The most efficient hashing function is one which operates upon a single table column and whose value increases or decreases consistently with the column value, as this allows for “pruning” on ranges of partitions. That is, the more closely that the expression varies with the value of the column on which it is based, the more efficiently MySQL can use the expression for hash partitioning.
For example, where date_col is a column of type DATE, then the expression TO_DAYS(date_col) is said to vary directly with the value of date_col, because for every change in the value of date_col, the value of the expression changes in a consistent manner. The variance of the expression YEAR(date_col) with respect to date_col is not quite as direct as that of TO_DAYS(date_col), because not every possible change in date_col produces an equivalent change in YEAR(date_col).
HASHing by month with 6 partitions means that two months a year will land in the same partition. What good is that?

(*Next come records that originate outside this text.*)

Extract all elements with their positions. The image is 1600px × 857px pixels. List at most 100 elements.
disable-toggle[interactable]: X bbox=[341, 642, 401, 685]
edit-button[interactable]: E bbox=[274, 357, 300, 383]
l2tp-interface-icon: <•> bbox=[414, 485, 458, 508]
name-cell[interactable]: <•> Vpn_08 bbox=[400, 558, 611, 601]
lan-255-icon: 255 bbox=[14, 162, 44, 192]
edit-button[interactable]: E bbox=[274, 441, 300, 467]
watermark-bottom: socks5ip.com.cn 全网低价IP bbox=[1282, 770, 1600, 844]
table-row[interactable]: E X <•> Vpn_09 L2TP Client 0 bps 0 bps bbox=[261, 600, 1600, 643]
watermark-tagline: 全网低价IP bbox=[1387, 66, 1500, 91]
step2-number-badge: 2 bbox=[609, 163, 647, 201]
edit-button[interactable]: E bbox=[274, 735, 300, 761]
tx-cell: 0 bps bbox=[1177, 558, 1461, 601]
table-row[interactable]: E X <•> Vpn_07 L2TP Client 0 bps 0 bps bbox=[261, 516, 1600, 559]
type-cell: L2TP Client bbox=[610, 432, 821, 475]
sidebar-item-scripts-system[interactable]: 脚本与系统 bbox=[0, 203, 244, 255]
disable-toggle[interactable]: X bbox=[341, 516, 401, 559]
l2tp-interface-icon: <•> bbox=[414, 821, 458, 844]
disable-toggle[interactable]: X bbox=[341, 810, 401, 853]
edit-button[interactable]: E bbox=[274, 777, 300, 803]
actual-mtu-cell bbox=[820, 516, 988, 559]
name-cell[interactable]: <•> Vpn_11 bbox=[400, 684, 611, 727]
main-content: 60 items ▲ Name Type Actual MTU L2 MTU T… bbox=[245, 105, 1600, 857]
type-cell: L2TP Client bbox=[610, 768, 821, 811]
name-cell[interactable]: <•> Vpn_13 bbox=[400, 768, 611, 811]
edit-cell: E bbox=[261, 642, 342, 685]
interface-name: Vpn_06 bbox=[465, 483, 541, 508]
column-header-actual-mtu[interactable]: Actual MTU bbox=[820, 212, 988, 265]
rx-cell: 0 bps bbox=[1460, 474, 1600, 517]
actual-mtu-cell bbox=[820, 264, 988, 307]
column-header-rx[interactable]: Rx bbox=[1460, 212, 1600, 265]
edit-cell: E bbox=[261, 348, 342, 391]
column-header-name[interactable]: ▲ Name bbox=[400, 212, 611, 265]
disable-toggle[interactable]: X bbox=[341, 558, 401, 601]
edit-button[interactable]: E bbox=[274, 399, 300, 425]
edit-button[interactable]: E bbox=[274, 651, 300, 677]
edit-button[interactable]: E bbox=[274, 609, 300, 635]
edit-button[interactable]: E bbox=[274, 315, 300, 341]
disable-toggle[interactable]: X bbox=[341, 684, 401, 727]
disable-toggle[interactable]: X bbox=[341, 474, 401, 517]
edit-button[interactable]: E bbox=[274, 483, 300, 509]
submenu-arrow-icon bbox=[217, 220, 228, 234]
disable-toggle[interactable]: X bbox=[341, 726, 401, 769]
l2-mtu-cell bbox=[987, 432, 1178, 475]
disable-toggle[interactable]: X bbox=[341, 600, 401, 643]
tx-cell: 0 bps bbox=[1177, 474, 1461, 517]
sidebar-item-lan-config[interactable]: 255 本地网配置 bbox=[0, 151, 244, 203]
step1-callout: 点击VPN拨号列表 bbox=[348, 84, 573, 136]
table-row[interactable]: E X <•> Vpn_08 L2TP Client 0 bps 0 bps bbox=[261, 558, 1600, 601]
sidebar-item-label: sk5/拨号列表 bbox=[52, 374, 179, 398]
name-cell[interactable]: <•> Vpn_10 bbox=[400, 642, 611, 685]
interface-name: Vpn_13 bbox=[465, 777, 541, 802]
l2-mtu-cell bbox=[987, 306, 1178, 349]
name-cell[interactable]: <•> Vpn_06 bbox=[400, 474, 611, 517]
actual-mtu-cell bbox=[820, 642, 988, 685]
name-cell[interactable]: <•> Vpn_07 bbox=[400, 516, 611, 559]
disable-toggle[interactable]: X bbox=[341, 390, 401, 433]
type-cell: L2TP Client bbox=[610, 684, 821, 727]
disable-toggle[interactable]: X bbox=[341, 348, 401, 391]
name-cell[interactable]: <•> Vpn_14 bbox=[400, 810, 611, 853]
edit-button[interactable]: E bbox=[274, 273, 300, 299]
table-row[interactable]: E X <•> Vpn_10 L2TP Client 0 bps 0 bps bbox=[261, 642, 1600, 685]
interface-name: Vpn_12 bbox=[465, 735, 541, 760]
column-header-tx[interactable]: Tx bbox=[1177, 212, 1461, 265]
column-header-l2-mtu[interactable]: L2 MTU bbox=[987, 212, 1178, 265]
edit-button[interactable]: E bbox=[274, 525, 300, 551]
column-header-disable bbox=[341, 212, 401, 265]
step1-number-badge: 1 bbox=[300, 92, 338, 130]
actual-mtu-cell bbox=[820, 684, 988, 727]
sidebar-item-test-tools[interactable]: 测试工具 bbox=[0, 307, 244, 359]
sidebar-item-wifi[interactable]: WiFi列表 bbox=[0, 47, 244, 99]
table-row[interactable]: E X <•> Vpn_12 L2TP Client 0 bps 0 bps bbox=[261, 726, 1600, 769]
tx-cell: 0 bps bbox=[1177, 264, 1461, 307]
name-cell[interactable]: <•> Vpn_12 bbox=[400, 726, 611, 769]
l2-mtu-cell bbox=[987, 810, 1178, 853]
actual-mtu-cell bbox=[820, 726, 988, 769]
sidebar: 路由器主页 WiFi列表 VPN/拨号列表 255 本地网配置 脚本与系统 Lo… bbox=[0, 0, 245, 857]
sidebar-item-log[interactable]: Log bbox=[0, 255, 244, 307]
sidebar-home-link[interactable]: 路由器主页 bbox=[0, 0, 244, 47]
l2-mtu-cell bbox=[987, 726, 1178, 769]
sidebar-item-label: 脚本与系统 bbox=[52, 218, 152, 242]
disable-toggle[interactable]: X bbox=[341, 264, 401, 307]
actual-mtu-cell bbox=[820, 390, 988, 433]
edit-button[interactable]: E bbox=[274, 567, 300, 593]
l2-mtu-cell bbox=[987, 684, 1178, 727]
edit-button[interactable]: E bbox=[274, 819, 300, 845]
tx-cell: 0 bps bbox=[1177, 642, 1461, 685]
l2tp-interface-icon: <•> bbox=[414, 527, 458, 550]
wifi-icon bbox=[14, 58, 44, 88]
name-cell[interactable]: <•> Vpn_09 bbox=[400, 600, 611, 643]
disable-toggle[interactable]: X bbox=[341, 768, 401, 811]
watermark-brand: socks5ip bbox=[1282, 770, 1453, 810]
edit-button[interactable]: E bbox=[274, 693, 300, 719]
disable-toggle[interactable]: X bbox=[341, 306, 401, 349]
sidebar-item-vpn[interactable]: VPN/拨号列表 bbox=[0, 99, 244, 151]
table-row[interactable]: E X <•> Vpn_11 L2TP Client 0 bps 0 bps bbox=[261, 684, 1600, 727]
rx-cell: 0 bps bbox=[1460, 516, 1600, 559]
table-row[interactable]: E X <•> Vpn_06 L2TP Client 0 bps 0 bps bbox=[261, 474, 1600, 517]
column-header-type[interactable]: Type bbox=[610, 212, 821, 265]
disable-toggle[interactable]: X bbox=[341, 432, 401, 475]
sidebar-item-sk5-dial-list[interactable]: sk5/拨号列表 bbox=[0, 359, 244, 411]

Don't bother partitioning, index the table.
Assuming these are the only two queries you use:
SELECT * from ti;
SELECT * from ti PARTITION (HASH(MONTH(some_date)));
then start the PRIMARY KEY with the_date.
The first query simply reads the entire table; no change between partitioned and not.
The second query, assuming you want a single month, not all the months that map into the same partition, would need to be
SELECT * FROM ti WHERE the_date >= '2019-03-01'
AND the_date < '2019-03-01' + INTERVAL 1 MONTH;
If you have other queries, let's see them.
(I have not found any performance justification for ever using PARTITION BY HASH.)